Consider a 2D loss with parameters and . Suppose the gradients alternate for θ₂ (±2.0) but stay consistent for θ₁ (always +1.0). With $\alpha = 0.1$ , $\beta = 0.9$ :

Step	g₁	g₂	v₁	v₂	Net v₂ direction
1	1.0	+2.0	0.10	0.20	forward
2	1.0	−2.0	0.19	−0.02	nearly zero!
3	1.0	+2.0	0.27	0.18	forward
4	1.0	−2.0	0.34	−0.04	nearly zero!

The alternating θ₂ gradients cancel almost completely in the velocity. Meanwhile θ₁ velocity grows toward its steady-state value of $\frac{0.1}{0.1} = 1.0$ , accelerating progress along the valley floor.

Choosing β

The standard default is $\beta = 0.9$ . This means the effective window of gradients contributing meaningfully to the velocity is roughly $\frac{1}{1-\beta} = 10$ steps.

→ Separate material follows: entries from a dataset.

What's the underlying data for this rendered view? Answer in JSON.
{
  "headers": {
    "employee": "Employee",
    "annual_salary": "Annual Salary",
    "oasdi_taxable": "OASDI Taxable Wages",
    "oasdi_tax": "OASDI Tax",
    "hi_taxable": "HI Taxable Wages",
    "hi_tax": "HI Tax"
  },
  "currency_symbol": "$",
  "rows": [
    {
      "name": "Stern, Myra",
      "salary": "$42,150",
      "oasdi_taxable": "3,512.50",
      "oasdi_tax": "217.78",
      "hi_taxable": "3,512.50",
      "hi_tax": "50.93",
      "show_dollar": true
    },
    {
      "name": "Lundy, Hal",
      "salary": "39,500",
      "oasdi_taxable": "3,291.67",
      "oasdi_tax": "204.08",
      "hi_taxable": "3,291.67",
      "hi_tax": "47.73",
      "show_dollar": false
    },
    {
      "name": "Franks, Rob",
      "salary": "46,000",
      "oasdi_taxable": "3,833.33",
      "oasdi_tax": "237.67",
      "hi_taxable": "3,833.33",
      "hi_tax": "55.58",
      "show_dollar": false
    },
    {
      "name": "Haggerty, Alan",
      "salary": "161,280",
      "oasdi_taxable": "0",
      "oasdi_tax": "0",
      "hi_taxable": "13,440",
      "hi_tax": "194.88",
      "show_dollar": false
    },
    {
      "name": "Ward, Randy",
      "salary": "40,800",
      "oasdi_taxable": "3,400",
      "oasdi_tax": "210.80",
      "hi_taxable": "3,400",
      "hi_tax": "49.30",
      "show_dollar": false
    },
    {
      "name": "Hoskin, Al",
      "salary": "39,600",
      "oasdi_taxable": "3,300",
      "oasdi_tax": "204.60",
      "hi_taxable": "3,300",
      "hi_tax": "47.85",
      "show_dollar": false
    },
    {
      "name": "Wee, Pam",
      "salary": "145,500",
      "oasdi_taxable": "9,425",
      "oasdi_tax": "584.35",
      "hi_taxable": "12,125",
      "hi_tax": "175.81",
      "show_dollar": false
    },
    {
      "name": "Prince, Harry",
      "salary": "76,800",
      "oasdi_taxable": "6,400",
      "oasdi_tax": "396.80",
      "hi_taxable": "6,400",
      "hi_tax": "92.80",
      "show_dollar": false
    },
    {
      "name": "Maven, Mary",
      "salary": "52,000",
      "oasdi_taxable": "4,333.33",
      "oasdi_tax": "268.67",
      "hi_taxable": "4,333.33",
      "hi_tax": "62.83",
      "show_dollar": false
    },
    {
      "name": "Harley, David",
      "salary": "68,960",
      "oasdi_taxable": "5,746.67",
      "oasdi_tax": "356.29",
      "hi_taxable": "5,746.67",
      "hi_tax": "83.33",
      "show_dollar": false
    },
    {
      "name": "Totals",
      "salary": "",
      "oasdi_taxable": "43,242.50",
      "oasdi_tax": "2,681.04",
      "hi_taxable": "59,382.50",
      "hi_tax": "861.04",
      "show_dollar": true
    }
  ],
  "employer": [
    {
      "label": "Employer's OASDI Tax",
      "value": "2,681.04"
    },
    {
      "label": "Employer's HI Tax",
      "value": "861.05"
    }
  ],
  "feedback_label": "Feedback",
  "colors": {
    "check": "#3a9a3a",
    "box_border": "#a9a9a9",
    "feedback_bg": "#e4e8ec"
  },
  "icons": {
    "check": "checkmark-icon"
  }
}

β = 0.5: short memory, responds quickly to new gradients, less smoothing
β = 0.9: standard choice, good balance of smoothing and responsiveness
β = 0.99: very long memory, strong smoothing, but slow to change direction

Code: SGD with Momentum in PyTorch

import torch
import torch.nn as nn
import torch.optim as optim

model = nn.Linear(10, 1)

# SGD with momentum=0.9 (the standard setting)
optimizer = optim.SGD(model.parameters(), lr=0.01, momentum=0.9)

for x_batch, y_batch in dataloader:
    optimizer.zero_grad()
    loss = criterion(model(x_batch), y_batch)
    loss.backward()
    optimizer.step()

The momentum=0.9 argument maps directly to the $\beta$ in the update equation. PyTorch internally maintains the velocity buffer — it accumulates across calls to optimizer.step() and is reset to zero when you create a new optimizer.